Laurina Paperina, l'artista del paradosso
La giovane trentina in mostra da Raffaelli a Palazzo Wolkenstein
TRENTO. Come ben si sa ogni luogo o incontro può essere la molla che ti proietta oltre la dimensione fisica e psichica del momento. Ciò avviene quando i nostri sensi sono aperti al mondo, sono rapaci e voraci, tesi a cogliere e approfittarne di tutti gli elastici possibili per cavalcare la grande onda che ci conduce ad attraversare i labili confini tra i mondi di sotto e quelli di sopra, tra la realtà e l'immaginario. E non sappiamo bene quale dei mondi paralleli possa essere quello vero o un simulacro. Questo capita quando ci troviamo di fronte ad un'icona, esente dalla prospettiva, dal concetto nostro di tempo e di spazio, incompatibile con la pittura dominante in occidente. Meditandola essa ci conduce in un mondo fatto di luce e di immagini metafisiche. Ci proietta in un'altra dimensione.
Guardando un'icona si materializzano gli infiniti legami tra le cose e le idee. Questo perché abbiamo superato una soglia, una porta regale. Scavalcando la breve pietra che delimita il grande atrio di pietra di Palazzo Wolkenstein, a Trento, sede dello Studio d'Arte Raffaelli, dagli avvolti protettivi dei saloni affrescati con maniera, ci imbattiamo in un'altra soglia. Superandola troviamo di fronte a noi il mondo di Laurina Paperina.

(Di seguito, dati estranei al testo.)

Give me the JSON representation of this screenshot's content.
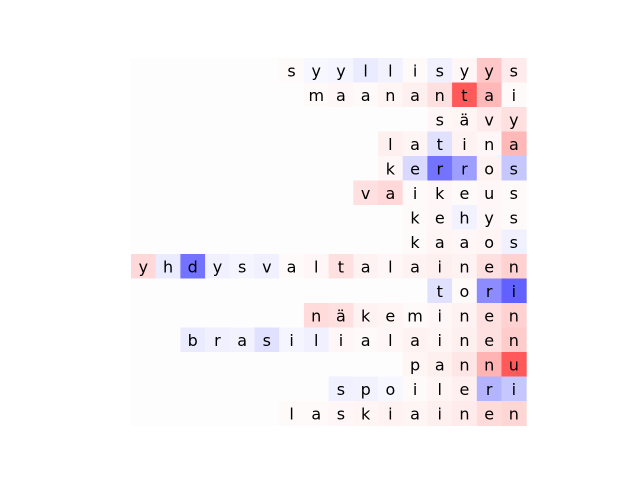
{
  "chart_data": {
    "type": "heatmap",
    "title": "",
    "xlabel": "",
    "ylabel": "",
    "colormap": "bwr",
    "value_range": [
      -1,
      1
    ],
    "alignment": "right",
    "columns": 16,
    "rows": [
      {
        "word": "syyllisyys",
        "values": [
          0.02,
          -0.03,
          -0.04,
          -0.08,
          -0.05,
          0.02,
          -0.06,
          0.03,
          0.22,
          0.08
        ]
      },
      {
        "word": "maanantai",
        "values": [
          0.02,
          0.03,
          0.02,
          0.04,
          0.06,
          0.12,
          0.65,
          0.28,
          0.02
        ]
      },
      {
        "word": "sävy",
        "values": [
          0.03,
          0.04,
          0.08,
          0.12
        ]
      },
      {
        "word": "latina",
        "values": [
          0.06,
          0.04,
          -0.12,
          0.05,
          0.03,
          0.28
        ]
      },
      {
        "word": "kerros",
        "values": [
          0.03,
          -0.15,
          -0.55,
          -0.38,
          0.05,
          -0.22
        ]
      },
      {
        "word": "vaikeus",
        "values": [
          0.12,
          0.15,
          0.02,
          0.03,
          0.02,
          0.03,
          0.02
        ]
      },
      {
        "word": "kehys",
        "values": [
          0.02,
          0.03,
          -0.05,
          0.03,
          0.02
        ]
      },
      {
        "word": "kaaos",
        "values": [
          0.02,
          0.04,
          0.03,
          0.04,
          -0.06
        ]
      },
      {
        "word": "yhdysvaltalainen",
        "values": [
          0.15,
          -0.08,
          -0.55,
          -0.06,
          -0.04,
          -0.06,
          0.02,
          0.03,
          0.12,
          0.05,
          0.03,
          0.05,
          0.06,
          0.05,
          0.12,
          0.18
        ]
      },
      {
        "word": "tori",
        "values": [
          -0.12,
          0.02,
          -0.45,
          -0.62
        ]
      },
      {
        "word": "näkeminen",
        "values": [
          0.14,
          0.12,
          0.05,
          0.04,
          0.02,
          0.03,
          0.05,
          0.12,
          0.18
        ]
      },
      {
        "word": "brasilialainen",
        "values": [
          -0.08,
          -0.06,
          -0.05,
          -0.12,
          -0.04,
          -0.06,
          0.03,
          0.02,
          0.03,
          0.05,
          0.04,
          0.06,
          0.12,
          0.2
        ]
      },
      {
        "word": "pannu",
        "values": [
          0.04,
          0.06,
          0.1,
          0.3,
          0.65
        ]
      },
      {
        "word": "spoileri",
        "values": [
          -0.06,
          -0.05,
          -0.03,
          0.02,
          0.04,
          0.06,
          -0.3,
          -0.22
        ]
      },
      {
        "word": "laskiainen",
        "values": [
          0.02,
          0.02,
          0.03,
          0.04,
          0.05,
          0.04,
          0.06,
          0.08,
          0.14,
          0.16
        ]
      }
    ]
  }
}
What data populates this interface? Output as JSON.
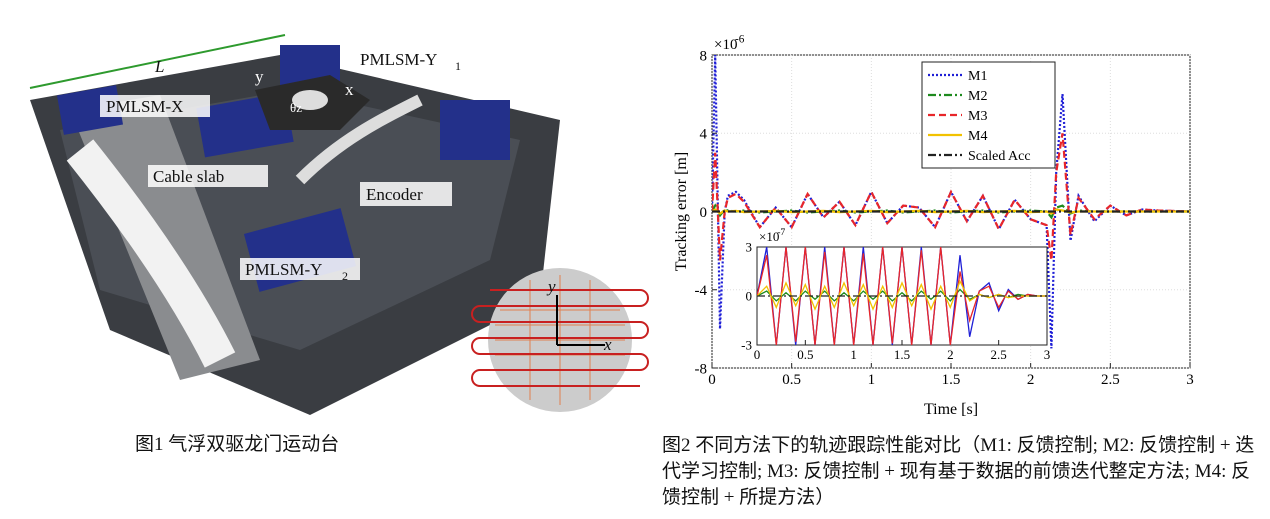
{
  "figure1": {
    "caption": "图1 气浮双驱龙门运动台",
    "labels": {
      "length": "L",
      "motor_x": "PMLSM-X",
      "motor_y1": "PMLSM-Y",
      "motor_y1_sub": "1",
      "cable": "Cable slab",
      "encoder": "Encoder",
      "motor_y2": "PMLSM-Y",
      "motor_y2_sub": "2",
      "stage_x": "x",
      "stage_y": "y",
      "stage_theta": "θz",
      "wafer_y": "y",
      "wafer_x": "x"
    }
  },
  "figure2": {
    "caption": "图2 不同方法下的轨迹跟踪性能对比（M1: 反馈控制; M2: 反馈控制 + 迭代学习控制; M3: 反馈控制 + 现有基于数据的前馈迭代整定方法; M4: 反馈控制 + 所提方法）"
  },
  "chart_data": [
    {
      "type": "line",
      "xlabel": "Time [s]",
      "ylabel": "Tracking error [m]",
      "y_multiplier": {
        "base": "×10",
        "exponent": "-6"
      },
      "grid": true,
      "legend_corner": "upper right",
      "xlim": [
        0,
        3
      ],
      "ylim": [
        -8,
        8
      ],
      "xticks": [
        0,
        0.5,
        1,
        1.5,
        2,
        2.5,
        3
      ],
      "yticks": [
        -8,
        -4,
        0,
        4,
        8
      ],
      "x": [
        0,
        0.02,
        0.05,
        0.08,
        0.1,
        0.15,
        0.2,
        0.3,
        0.4,
        0.5,
        0.6,
        0.7,
        0.8,
        0.9,
        1.0,
        1.1,
        1.2,
        1.3,
        1.4,
        1.5,
        1.6,
        1.7,
        1.8,
        1.9,
        2.0,
        2.1,
        2.13,
        2.16,
        2.2,
        2.25,
        2.3,
        2.4,
        2.5,
        2.6,
        2.7,
        2.8,
        3.0
      ],
      "series": [
        {
          "name": "M1",
          "color": "#1f1fd6",
          "dash": "dotted",
          "values": [
            0,
            8,
            -6,
            0,
            0.8,
            1,
            0.6,
            -0.8,
            0.2,
            -0.8,
            0.9,
            -0.3,
            0.5,
            -0.7,
            1,
            -0.6,
            0.3,
            0.2,
            -0.8,
            1,
            -0.5,
            0.8,
            -0.9,
            0.6,
            -0.4,
            -0.7,
            -7,
            2,
            6,
            -1.5,
            0.8,
            -0.5,
            0.3,
            -0.2,
            0.1,
            0.05,
            0
          ]
        },
        {
          "name": "M2",
          "color": "#1e8a1e",
          "dash": "dashdot",
          "values": [
            0,
            0.3,
            -0.2,
            0.1,
            0.05,
            0,
            0.05,
            -0.05,
            0,
            0.05,
            -0.05,
            0,
            0.05,
            -0.05,
            0,
            0.05,
            -0.05,
            0,
            0.05,
            -0.05,
            0,
            0.05,
            -0.05,
            0,
            0.05,
            0,
            -0.3,
            0.2,
            0.3,
            -0.1,
            0.05,
            0,
            0,
            0,
            0,
            0,
            0
          ]
        },
        {
          "name": "M3",
          "color": "#e8262a",
          "dash": "dashed",
          "values": [
            0,
            3,
            -2.5,
            0,
            0.7,
            0.9,
            0.5,
            -0.8,
            0.2,
            -0.8,
            0.9,
            -0.3,
            0.5,
            -0.7,
            1,
            -0.6,
            0.3,
            0.2,
            -0.8,
            1,
            -0.5,
            0.8,
            -0.9,
            0.6,
            -0.4,
            -0.7,
            -2.5,
            2,
            4,
            -1.2,
            0.7,
            -0.4,
            0.3,
            -0.2,
            0.1,
            0.05,
            0
          ]
        },
        {
          "name": "M4",
          "color": "#f2c200",
          "dash": "solid",
          "values": [
            0,
            0.1,
            -0.1,
            0.05,
            0,
            0.03,
            -0.03,
            0,
            0.03,
            -0.03,
            0,
            0.03,
            -0.03,
            0,
            0.03,
            -0.03,
            0,
            0.03,
            -0.03,
            0,
            0.03,
            -0.03,
            0,
            0.03,
            -0.03,
            0,
            -0.1,
            0.1,
            0.05,
            -0.05,
            0,
            0,
            0,
            0,
            0,
            0,
            0
          ]
        },
        {
          "name": "Scaled Acc",
          "color": "#222222",
          "dash": "dashdot",
          "values": [
            0,
            0,
            0,
            0,
            0,
            0,
            0,
            0,
            0,
            0,
            0,
            0,
            0,
            0,
            0,
            0,
            0,
            0,
            0,
            0,
            0,
            0,
            0,
            0,
            0,
            0,
            0,
            0,
            0,
            0,
            0,
            0,
            0,
            0,
            0,
            0,
            0
          ]
        }
      ]
    },
    {
      "type": "line",
      "y_multiplier": {
        "base": "×10",
        "exponent": "-7"
      },
      "grid": false,
      "xlim": [
        0,
        3
      ],
      "ylim": [
        -3,
        3
      ],
      "xticks": [
        0,
        0.5,
        1,
        1.5,
        2,
        2.5,
        3
      ],
      "yticks": [
        -3,
        0,
        3
      ],
      "x": [
        0,
        0.1,
        0.2,
        0.3,
        0.4,
        0.5,
        0.6,
        0.7,
        0.8,
        0.9,
        1,
        1.1,
        1.2,
        1.3,
        1.4,
        1.5,
        1.6,
        1.7,
        1.8,
        1.9,
        2,
        2.1,
        2.2,
        2.3,
        2.4,
        2.5,
        2.6,
        2.7,
        2.8,
        2.9,
        3
      ],
      "series": [
        {
          "color": "#1f1fd6",
          "dash": "solid",
          "values": [
            0,
            3,
            -3,
            3,
            -3,
            3,
            -3,
            3,
            -3,
            3,
            -3,
            3,
            -3,
            3,
            -3,
            3,
            -3,
            3,
            -3,
            3,
            -3,
            2.5,
            -2.5,
            0.3,
            0.8,
            -0.9,
            0.4,
            -0.2,
            0.1,
            0,
            0
          ]
        },
        {
          "color": "#1e8a1e",
          "dash": "solid",
          "values": [
            0,
            0.3,
            -0.3,
            0.2,
            -0.3,
            0.3,
            -0.2,
            0.3,
            -0.3,
            0.2,
            -0.3,
            0.3,
            -0.2,
            0.3,
            -0.3,
            0.2,
            -0.3,
            0.3,
            -0.2,
            0.3,
            -0.3,
            0.4,
            -0.2,
            0.1,
            -0.1,
            0.1,
            -0.1,
            0.1,
            0,
            0,
            0
          ]
        },
        {
          "color": "#e8262a",
          "dash": "solid",
          "values": [
            0,
            2.5,
            -3,
            3,
            -2.8,
            3,
            -3,
            2.7,
            -3,
            3,
            -3,
            2.6,
            -3,
            3,
            -2.9,
            3,
            -3,
            2.8,
            -3,
            3,
            -3,
            1.5,
            -1.5,
            0.3,
            0.6,
            -0.7,
            0.3,
            -0.2,
            0.1,
            0,
            0
          ]
        },
        {
          "color": "#f2c200",
          "dash": "solid",
          "values": [
            0,
            0.6,
            -0.7,
            0.8,
            -0.6,
            0.7,
            -0.8,
            0.6,
            -0.7,
            0.8,
            -0.6,
            0.7,
            -0.8,
            0.6,
            -0.7,
            0.8,
            -0.6,
            0.7,
            -0.8,
            0.6,
            -0.7,
            0.9,
            -0.3,
            0.1,
            -0.1,
            0.1,
            -0.1,
            0,
            0,
            0,
            0
          ]
        },
        {
          "color": "#222222",
          "dash": "dashdot",
          "values": [
            0,
            0,
            0,
            0,
            0,
            0,
            0,
            0,
            0,
            0,
            0,
            0,
            0,
            0,
            0,
            0,
            0,
            0,
            0,
            0,
            0,
            0,
            0,
            0,
            0,
            0,
            0,
            0,
            0,
            0,
            0
          ]
        }
      ]
    }
  ]
}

Sono frammenti di una società, la nostra, arrivata ai confini della deriva etica, icone specchianti le vertebre di uno spot infinito dove il quotidiano è catapultato sul palcoscenico dell'ironia, della dissacrazione. Laurina Paperina surreale artista che gioca d'azzardo con l'assemblaggio di motivi paradossali? Sembrerebbe di si. Tutto il suo mondo nato dal fantasticare dei ragazzi che dietro un angolo cercano di misurare chi lo ha più lungo viene decontestualizzato e ricontestualizzato attraverso un percorso di associazioni, di mescolamenti e contaminazioni tipico del mondo dei fumetti e dei gadget e ormai inusuale per il mondo dell'arte.
L'artista ci mostra l'estrema idiozia della nostra società che si è aperta molte vie per diffondersi a tutti i livelli. Lo fa come lo può fare un saltimbanco di un mercato delle pulci: piroettando da un'icona all'altra, tagliando e ricucendo, sottraendo e accostando. Sempre comunque sorridendo, facendo intravedere la bianca dentatura della cacciatrice che affonda le proprie mani nel magma di una realtà ormai talmente assurda, folle, falsa, mistificata e profondamente puzzolente.
Più che le sue immagini irriverenti mi colpisce il suo modo di fare tutto questo. Lo accomuno a quei vagabondi siri che nel IV secolo dopo Cristo erravano per le città mediorientali, turbando la pace della Chiesa e dello Stato, per manifestare la propria condizione di stranieri e di avventizi in questo mondo. Perché a quel tempo il vero cristiano, come veniva descritto dal Nuovo Tesamento, doveva essere straniero in questa terra, abitante di tutte le città e di tutte le nazioni e allo stesso tempo figlio soltanto del mondo. Oppure dietro Laurina Paperina si nasconde il cuore e la mente di un vagabondo mistico russo, pellegrina nel mondo delle immagini, in continuo movimento perché ormai non ci sono più colonne di marmo che segnano il cammino della sicurezza.
Più che le sue opere mi affascina questo modo di essere, il riconoscimento di una certa sacralità del suo porsi come mendicante vagabonda dell'immaginario fantastico contemporaneo, la grande capacità di ridere dove non si deve e di piangere dove si ride. L'inversione del mondo è la metafora del mondo alla rovescia, del paese della Cuccagna. I suoi lavori sono partoriti da cosce erotiche di improbabili Semele, venuti alla luce in un mondo su cui non primeggia la realtà che ci raccontano i giornali e i politici ma la metafisica di un Ubu Roy scatenato.
Benvenuta Laurina Paperina nel perverso quanto ricchissimo mondo della patafisica, una delle poche armi filosofiche che oggi noi possediamo per farci uno sberleffo di tutto quello che sta fuori, tra le vetrine di un negozio e l'ignoranza dell'essere.